Debt (a short story)

01 Wednesday Oct 2014

Posted by is this anything in short story

≈ Leave a comment

Tags

acceptance, choice, fiction, grace, helplessness, illusion, imbalance, loss, love, memory, short story, time, transience, writing

separation1

Debt

I’ve never been the sort who closes doors on the past. Or, no, that’s not true. I close doors all the time–I just don’t keep them locked. My lifeworn family, ancient friends, antediluvian lovers–even the most distant and/or catastrophic of these relationships is like a bank account I still keep a little money in. (The minimum balance, sometimes: barely enough to warrant the paperwork.) And now and then—to my own surprise, usually—I’ll make a small deposit, or even, rarely, a withdrawal. I’ll look up a friend I haven’t talked to in many years and renew the correspondence for a little while before eventually, inevitably, I let it lapse again.

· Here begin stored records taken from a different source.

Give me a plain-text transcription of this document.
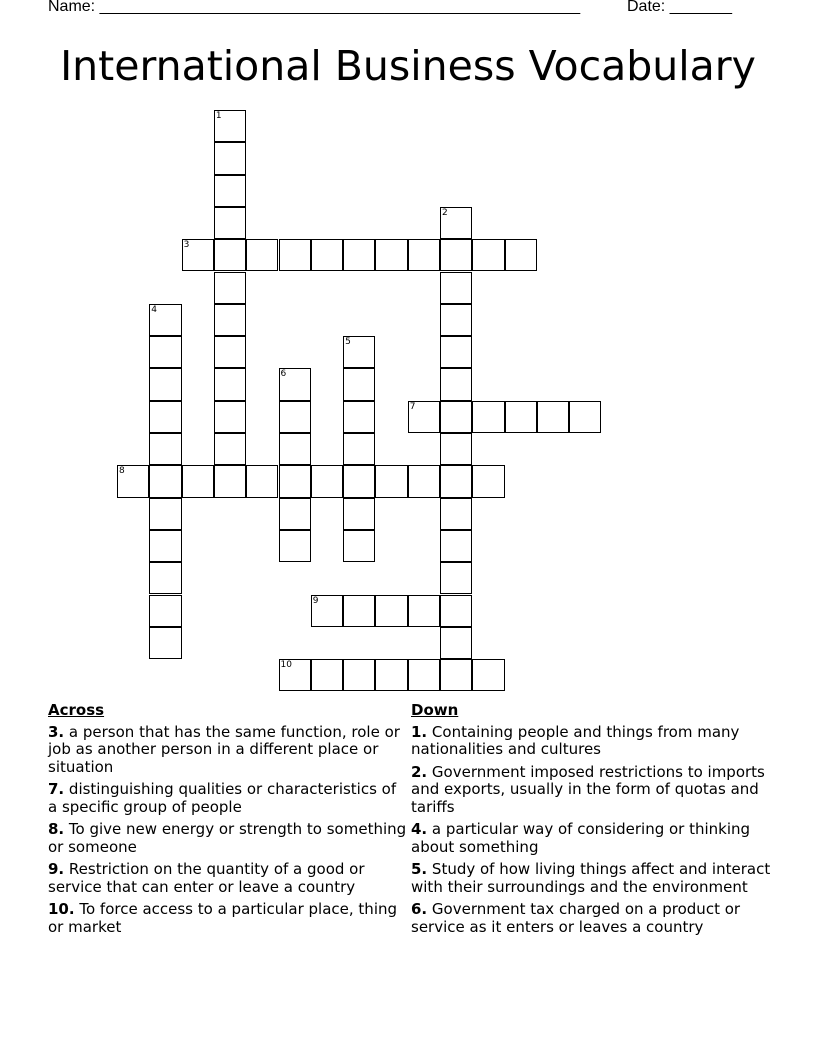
Name: ______________________________________________________	Date: _______
International Business Vocabulary
1
2
3
4
5
6
7
8
9
10
Across
3. a person that has the same function, role or job as another person in a different place or situation
7. distinguishing qualities or characteristics of a specific group of people
8. To give new energy or strength to something or someone
9. Restriction on the quantity of a good or service that can enter or leave a country
10. To force access to a particular place, thing or market
Down
1. Containing people and things from many nationalities and cultures
2. Government imposed restrictions to imports and exports, usually in the form of quotas and tariffs
4. a particular way of considering or thinking about something
5. Study of how living things affect and interact with their surroundings and the environment
6. Government tax charged on a product or service as it enters or leaves a country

Late last summer I drove my daughter Becky to her freshman year at Eden College (as they might as well call it): a liberal-arts utopia blooming with marigolds, nasturtiums, and a left-wing agenda so unabashedly radical that it left me nostalgic for a world I’d thought had been eroded away–by time, by parody–years ago. To me the campus seemed a bubble, an oasis. At the very least, it was a clever and durable mirage, thriving, as it seemed, in the midst of a ramshackle, foreclosure-mottled Illinois town that had dried up when the Maytag plant closed–moved operations to Mexico–in 2004. Living as I did (and do) in a similarly dried-up Montana town (copper mine, Chile, 1983), I’d developed a bedouin’s gratitude for oases, not to mention a knack for finding them everywhere, whether they existed or not.

I was driving home from Eden now. For the first hour I cried and cried, because Becky is my beloved, my only child, and this would be my first year living far from her. Then for the ten or twelve hours of driving that followed the first, I listened to an audiobook of Lolita, as read–as insinuated–by Jeremy Irons, which slowly, inexorably, made me feel better.

I-90 took me through the heart of South Dakota, and, feeling so suddenly on the brim of a new life (it was too soon to tell, but already I felt myself tingling with my own genesis), I acted on an idea that had been simmering in my mind for a while—ever since I’d realized the college trip would take me through that part of the country. From my hotel in Rapid City I called up a boyfriend—a fiancé, to be more precise than need be, and my first real love—from thirty years ago.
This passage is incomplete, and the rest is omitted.